Not all RAID types are created equal; the RAID you use can have a major impact on application performance.

Vendors won't hesitate to tell you how beautifully parity-based RAID (RAID-5, RAID-6, RAID-4, etc.) works in their storage subsystems, making it almost unnecessary to use any type of striped/mirrored RAID protection. Users may see it as a way of getting a lot more usable storage out of the subsystem but, as the old adage warns, "Nothing in life is free." The same principle applies to storage: What you get back in usable storage, you pay for with processing power. One of the most common problems I encounter during storage assessments is a lack of attention to matching the workload profile of the application to how storage is provisioned in the array. This is often driven by sheer economics but, even when it isn't, bad storage practices can simply result in a poorly balanced system that shows signs of stress. Stress is the asymmetrical impact on various components in the array, such as cache, front-end ports, back-end disk directors and the backplane.

RAID and writes
RAID is still one of the most revolutionary storage technologies, providing the ability to take a bunch of disks and virtualize them into looking like a single entity. How that entity functions is transparent to the host operating system; whether the entity is RAID-5 (distributed parity) or RAID-10 (mirrored and striped with no parity) makes no difference to how the host reads and writes from this LUN.

However, the combination of reads and writes on the host makes all the difference in how the array is affected. Add a few hundred of those reads and writes, and you'll see the effects on the array. To a large extent, an array is capable of absorbing such massive reads and writes in its cache because it's tuned for the purpose of maximizing read and writes from hosts. But if the amount of data arriving on the front end (from the host) can't be passed at the same or higher pace to the back end (the disks), you begin to see a backlog in cache. For writes, this backlog is known as "write pending" and is the extra buffered writes waiting to be written to disk. A high write-pending ratio is unhealthy and can often lead to other problems, such as high I/O wait times on the host and, in extreme cases, the array may stop accepting writes.

Under normal operating conditions, every array will have a write-pending backlog. That's because even with the fastest disk, solid-state memory is still faster. But like a pipe that allows water to flow without any obstruction, pending writes in cache need to be written to disk at a steady pace--ideally, at the rate they come in. Meanwhile, the host is happily chugging along, assuming it has completed its writes. It's the array that has to ensure that the writes are committed to disk in the fastest time possible. If it loses the writes for whatever reason (power loss, failed controller, etc.), the writes are gone. What remains is in an inconsistent state. Vendors will tell you that the chances of this occurring are rare, but it's not unheard of.

One common mistake is thinking that throwing more cache at a problem fixes it.

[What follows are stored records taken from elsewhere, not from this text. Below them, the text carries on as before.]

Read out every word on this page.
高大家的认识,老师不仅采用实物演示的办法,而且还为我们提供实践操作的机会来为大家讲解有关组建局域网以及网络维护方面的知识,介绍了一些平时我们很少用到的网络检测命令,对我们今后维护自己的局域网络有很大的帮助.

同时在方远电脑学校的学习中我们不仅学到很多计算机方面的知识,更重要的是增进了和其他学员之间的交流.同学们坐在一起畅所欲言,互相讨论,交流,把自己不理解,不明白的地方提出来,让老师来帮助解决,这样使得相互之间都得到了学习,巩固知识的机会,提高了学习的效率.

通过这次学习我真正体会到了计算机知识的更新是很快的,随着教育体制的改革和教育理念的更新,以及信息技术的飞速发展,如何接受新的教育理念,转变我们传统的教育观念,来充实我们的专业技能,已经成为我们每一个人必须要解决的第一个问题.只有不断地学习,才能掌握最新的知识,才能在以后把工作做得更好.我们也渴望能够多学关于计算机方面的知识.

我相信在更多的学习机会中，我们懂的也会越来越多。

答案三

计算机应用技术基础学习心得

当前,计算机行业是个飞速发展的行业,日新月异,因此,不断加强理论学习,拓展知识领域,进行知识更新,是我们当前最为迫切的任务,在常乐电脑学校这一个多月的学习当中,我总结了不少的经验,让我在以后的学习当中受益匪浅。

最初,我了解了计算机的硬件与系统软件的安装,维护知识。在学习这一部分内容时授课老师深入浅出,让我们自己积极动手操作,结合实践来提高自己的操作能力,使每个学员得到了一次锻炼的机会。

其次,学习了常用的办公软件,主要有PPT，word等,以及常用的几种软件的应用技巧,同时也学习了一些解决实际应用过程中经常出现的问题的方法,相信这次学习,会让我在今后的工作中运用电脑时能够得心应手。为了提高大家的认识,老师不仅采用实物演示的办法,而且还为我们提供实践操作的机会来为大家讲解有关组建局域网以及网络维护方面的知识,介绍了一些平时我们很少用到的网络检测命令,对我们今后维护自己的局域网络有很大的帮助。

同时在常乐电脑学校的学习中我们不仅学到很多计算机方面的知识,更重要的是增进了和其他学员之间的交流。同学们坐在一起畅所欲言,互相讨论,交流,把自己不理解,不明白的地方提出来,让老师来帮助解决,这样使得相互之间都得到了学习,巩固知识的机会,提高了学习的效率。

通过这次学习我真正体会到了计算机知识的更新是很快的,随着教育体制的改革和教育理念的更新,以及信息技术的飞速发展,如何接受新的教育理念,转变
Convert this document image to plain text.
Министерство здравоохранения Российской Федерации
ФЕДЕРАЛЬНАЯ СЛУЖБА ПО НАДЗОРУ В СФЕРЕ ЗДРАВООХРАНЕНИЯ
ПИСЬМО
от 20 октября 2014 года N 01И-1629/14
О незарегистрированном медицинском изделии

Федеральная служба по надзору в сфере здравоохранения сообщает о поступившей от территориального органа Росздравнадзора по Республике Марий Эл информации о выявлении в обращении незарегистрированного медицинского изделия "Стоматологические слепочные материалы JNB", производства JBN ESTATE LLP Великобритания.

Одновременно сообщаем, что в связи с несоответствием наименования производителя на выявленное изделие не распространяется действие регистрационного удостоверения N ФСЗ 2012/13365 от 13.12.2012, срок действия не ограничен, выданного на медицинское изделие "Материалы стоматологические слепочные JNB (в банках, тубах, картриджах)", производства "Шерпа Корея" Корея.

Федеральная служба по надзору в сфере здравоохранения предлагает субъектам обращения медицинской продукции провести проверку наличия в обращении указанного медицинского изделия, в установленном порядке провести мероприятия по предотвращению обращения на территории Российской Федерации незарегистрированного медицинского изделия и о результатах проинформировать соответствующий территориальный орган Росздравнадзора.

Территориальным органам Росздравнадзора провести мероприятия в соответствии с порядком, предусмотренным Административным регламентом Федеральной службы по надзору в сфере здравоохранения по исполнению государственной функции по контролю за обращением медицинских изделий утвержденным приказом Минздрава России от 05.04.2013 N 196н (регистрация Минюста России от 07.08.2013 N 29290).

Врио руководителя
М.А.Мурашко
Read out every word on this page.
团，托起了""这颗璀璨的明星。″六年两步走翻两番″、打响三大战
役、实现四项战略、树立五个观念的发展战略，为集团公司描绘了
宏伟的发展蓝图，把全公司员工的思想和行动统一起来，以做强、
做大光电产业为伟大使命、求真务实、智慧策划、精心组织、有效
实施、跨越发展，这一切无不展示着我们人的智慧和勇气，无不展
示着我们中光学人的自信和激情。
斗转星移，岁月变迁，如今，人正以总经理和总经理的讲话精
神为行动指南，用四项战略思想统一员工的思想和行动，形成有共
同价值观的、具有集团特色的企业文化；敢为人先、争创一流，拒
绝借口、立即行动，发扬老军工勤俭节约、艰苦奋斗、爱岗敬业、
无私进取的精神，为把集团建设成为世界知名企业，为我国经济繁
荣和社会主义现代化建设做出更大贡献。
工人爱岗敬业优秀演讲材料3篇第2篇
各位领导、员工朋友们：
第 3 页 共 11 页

To remedy the situation, you need to go back and figure out the ratio of reads and writes generated at the host and then try to match the RAID type. Essentially, it means that the workload profile of whatever is generating these reads and writes needs to match how the disks are arranged in the array (their RAID type).

Parity-based RAID types aren't well suited for applications with heavy random writes, but one of the most common reasons for high write-pending ratios is a high percentage of random writes on a RAID-5 or RAID-6 volume. Such applications are better suited for RAID-10 or RAID-1 (with host-based striping). Sequential read and write workloads, on the other hand, work well on parity-based RAID because head movement is minimized in sequential reads and writes. A write-intensive workload associated with parity-based RAID volumes can also cause processor overload because the overhead of parity calculation affects processor performance.